URSOS PARDOS E POEMAS DUVIDOSOS
- Eudes Pina
- 6 de jan.
- 3 min de leitura

Estou há dez minutos olhando fixamente para uma tela na parede do escritório e a descrição da imagem (ou imagens) é completamente nonsense: resumindo, no alto, um casal de crianças representadas sobre um painel de cerâmica de andorinhas de Athos Bulcão, sincronizam um cuspe esticado enquanto um garoto, à esquerda, escala um portal se apoiando nos braços e pernas; na parte inferior, uma garota usando branco faz mira com um bodoque e, um pouco à direita da tela, uma mulher com os seios à mostra, gargalha segurando uma garrafa de cerveja com a mão direita, usando short tipo samba-canção amarelo com bolas vermelhas, chinelas de tira no braço e, com a mão esquerda, abraça um urso pardo de pé; o fundo é bege com várias pinceladas acidentais e algumas pelotas de tinta à óleo. A autora é uma premiada artista de Brasília, Camila Soato. Sua estética mais confunde do que explica; a “sujeira” e os “ruídos” da tela remetem tanto a um lugar extremamente doméstico, quanto te arremessam para o sonho mais estranho que jamais teve. Para mim, tudo é reconfortante exatamente porque é imperfeito e sofisticado ao mesmo tempo. Ela mesma define – mas não reduz – seu trabalho como uma estética da fuleiragem. Desvio o olhar e só me ocorre o quanto podemos divagar em pensamentos. Essa – e outras – pintura (s) só ilustra (m) a construção da imaginação.
Estamos muito distraídos e, consequentemente, pouco concentrados. Talvez seja consequência do excesso de fragmentos de existência: imagens, ideias, textos, tudo fragmentado para caber num átimo de cognição e ser deixado pra trás, imediatamente, em seguida. Os olhos mal cumprem seu papel de definir a imagem e o cérebro já nos compele a procurar a próxima. O que foi deixado pra trás não importa, é passado, mesmo que esteja há um zeptosegundo da sua percepção. Enquanto isso, um ou outro registro mental absolutamente necessário, será igualmente descartável.
Eis que me peguei pensando na sorte; tanto pensei que me distraí com o acaso.

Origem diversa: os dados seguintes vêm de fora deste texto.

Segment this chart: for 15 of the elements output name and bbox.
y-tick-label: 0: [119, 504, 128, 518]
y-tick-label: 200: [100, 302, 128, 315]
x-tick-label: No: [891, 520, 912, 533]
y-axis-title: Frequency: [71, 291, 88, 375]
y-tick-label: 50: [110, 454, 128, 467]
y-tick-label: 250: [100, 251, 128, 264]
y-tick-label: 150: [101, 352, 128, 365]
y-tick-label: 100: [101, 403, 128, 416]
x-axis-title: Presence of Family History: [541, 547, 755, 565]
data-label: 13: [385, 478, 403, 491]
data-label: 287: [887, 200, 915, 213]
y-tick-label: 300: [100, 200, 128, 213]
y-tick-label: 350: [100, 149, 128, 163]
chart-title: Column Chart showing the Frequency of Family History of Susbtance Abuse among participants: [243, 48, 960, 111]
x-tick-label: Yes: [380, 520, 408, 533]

Parei pra pensar no mundo, no que fazemos nele e dele, recuei e despensei, se é que é possível apagar um pensamento já pensado. Talvez o destino do mundo não seja suficientemente interessante pra que dediquemos tempo em elucubrações. Talvez eu possa tentar outro tema: a felicidade! Esse sim é um baita de um tema pra se dedicar tempo elaborando um raciocínio. Acontece que me enviesou de novo o pensamento sobre sorte e, já sabem: me distraí com o acaso. O acaso, de tanto se impor em pensamentos, demandou organização. Tentei encaixá-lo na caixinha da ilusão e logo percebi o erro. Segui com aquilo a tiracolo e foi ficando pesado; apenas larguei ali, na senda que liga minha imaginação ao meu tímpano esquerdo. Percebi, enquanto isso, que haviam passado pela mente um tanto de sortilégios e suposições; uma reflexão brevíssima e a constatação da necessidade de ir adiante. Mas o que é esse adiante que nunca chega? Vai-se como?
Me bate um súbito interesse pelos pensamentos lógicos e no quão resolutivos eles podem ser. Saio, num piscar, da angústia ao alívio. A distração pode ser tóxica qual o tédio do ócio. Opa, mas conheço uma receita para isso: a poesia. Se fosse aviada, prescreveria preenchimento, provocação, prazer. Mas, sabemos, em alguns o efeito é outro: vazio, apatia e amargor. Me ocorreu um poema semiromântico de minha lavra:
Tem o sim
Mas tem o não; tem o talvez
Tem o instante e tem o sempre
Tem também o amor.
Mas será que talvez tem o sempre no instante do não dizer sim ao amor?
Sobre o poema, muito obrigado. E mil desculpas.
E sobre o urso da tela, de pé ali, se deixando abraçar por aquela garota seminua? Era sobre o acaso? Sobre a sorte? Sobre o tédio? Sobre a distração? Sobre o tempo ido? Sobre o hoje? Sobre coisa alguma? Sim, porque um urso pode ser apenas um urso sem propósito, mesmo que esteja sendo abraçado numa tela cheia de outras informações visuais.
Tenho que seguir com a dúvida, apesar da acuidade visual e, principalmente, da poesia.